What is the base case? Let's start with that

 

[flyingpig]

Also, shouldn't |r|<1?

 

[Roscoe1989]

the what case?

 

[flyingpig]

Base Case. You know that step you do in Induction

 

[Roscoe1989]

i don't know?

 

[flyingpig]

What can n be and cannot be?

 

[flyingpig]

edit; mistake

 

[Roscoe1989]

is it n can't be 0? but can be anything else?

 

[Dick]

oopps, sorry. it should be

1+r+...+r^n=1-r^(n+1) / 1-r

If you don't know induction, just multiply out (1+r+...+r^n)*(1-r). Many terms cancel.

 

[Roscoe1989]

my textbook is saying 1-r^n+1

 

[flyingpig]

my textbook is saying 1-r^n+1

Oh sorry I didn't see the 1 in front earlier

 

[Dick]

my textbook is saying 1-r^n+1

Your textbook is right.

 

[flyingpig]

is it n can't be 0? but can be anything else?

try pluggin in 0

 

[Roscoe1989]

n has to be greater than 0

 

[flyingpig]

n has to be greater than 0

Why?

 

[flyingpig]

1 + r + r^2 + ... + r^n = \frac{1 - r^{n+1}}{1-r}

Is what you have. What happens if n = 0?

 

[Roscoe1989]

then the right hand side will equal 1. right?

 

[flyingpig]

then the right hand side will equal 1. right?

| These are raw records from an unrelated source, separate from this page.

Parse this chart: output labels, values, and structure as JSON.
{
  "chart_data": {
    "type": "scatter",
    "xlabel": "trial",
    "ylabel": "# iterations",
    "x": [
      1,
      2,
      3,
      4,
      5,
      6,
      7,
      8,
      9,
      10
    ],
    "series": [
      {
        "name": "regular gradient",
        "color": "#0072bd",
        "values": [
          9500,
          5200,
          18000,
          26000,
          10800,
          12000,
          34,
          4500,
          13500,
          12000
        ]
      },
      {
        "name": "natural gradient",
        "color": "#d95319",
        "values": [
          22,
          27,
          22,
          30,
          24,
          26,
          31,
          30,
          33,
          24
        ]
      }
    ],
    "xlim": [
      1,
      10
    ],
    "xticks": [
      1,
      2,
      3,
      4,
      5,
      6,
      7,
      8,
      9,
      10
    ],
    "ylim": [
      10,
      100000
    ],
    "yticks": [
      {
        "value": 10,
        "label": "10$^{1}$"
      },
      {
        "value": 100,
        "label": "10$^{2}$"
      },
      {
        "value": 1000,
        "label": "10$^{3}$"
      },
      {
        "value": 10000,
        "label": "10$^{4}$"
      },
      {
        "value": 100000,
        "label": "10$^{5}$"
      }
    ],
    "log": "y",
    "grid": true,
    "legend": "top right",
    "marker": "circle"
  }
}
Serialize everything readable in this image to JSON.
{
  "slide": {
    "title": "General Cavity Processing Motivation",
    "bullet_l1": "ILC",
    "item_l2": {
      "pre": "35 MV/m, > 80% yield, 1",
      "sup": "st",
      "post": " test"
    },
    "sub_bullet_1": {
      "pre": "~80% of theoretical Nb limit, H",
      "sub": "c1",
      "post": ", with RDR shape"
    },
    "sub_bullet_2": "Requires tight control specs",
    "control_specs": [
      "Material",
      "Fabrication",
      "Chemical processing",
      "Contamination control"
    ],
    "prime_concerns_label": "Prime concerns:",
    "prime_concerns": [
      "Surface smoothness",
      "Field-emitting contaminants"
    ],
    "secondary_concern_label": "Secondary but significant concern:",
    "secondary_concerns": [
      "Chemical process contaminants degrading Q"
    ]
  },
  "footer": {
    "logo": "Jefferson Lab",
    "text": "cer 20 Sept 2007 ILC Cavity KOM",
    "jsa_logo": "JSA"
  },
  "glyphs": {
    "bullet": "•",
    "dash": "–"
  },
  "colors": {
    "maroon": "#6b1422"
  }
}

And what about the left hand side? What happens there?

 

[Dick]

Why?

Why not? I would interpret 1+r+...+r^n for n=0 to be 1. (1-r^(0+1))/(1-r)=(1-r)/(1-r)=1. I'm not sure you are leading this in a helpful direction, flyingpig.

 

[Roscoe1989]

honestly, i don't know

 

[flyingpig]

Why not? I would interpret 1+r+...+r^n for n=0 to be 1. (1-r^(0+1))/(1-r)=(1-r)/(1-r)=1. I'm not sure you are leading this in a helpful direction, flyingpig.

Nononon, Ros asked if it can be 0 before

 

[Roscoe1989]

does it mean that it's "proven"?

 

[flyingpig]

honestly, i don't know

1 + r + r^2 + ... + r^n = \frac{1 - r^{n+1}}{1-r}

You were originally given this. You got it right when you said the rhs is 1 when n = 0

 

[flyingpig]

does it mean that it's "proven"?

By Induction? No

If only though, if only...

 

[Roscoe1989]

but what does it mean on the LHS?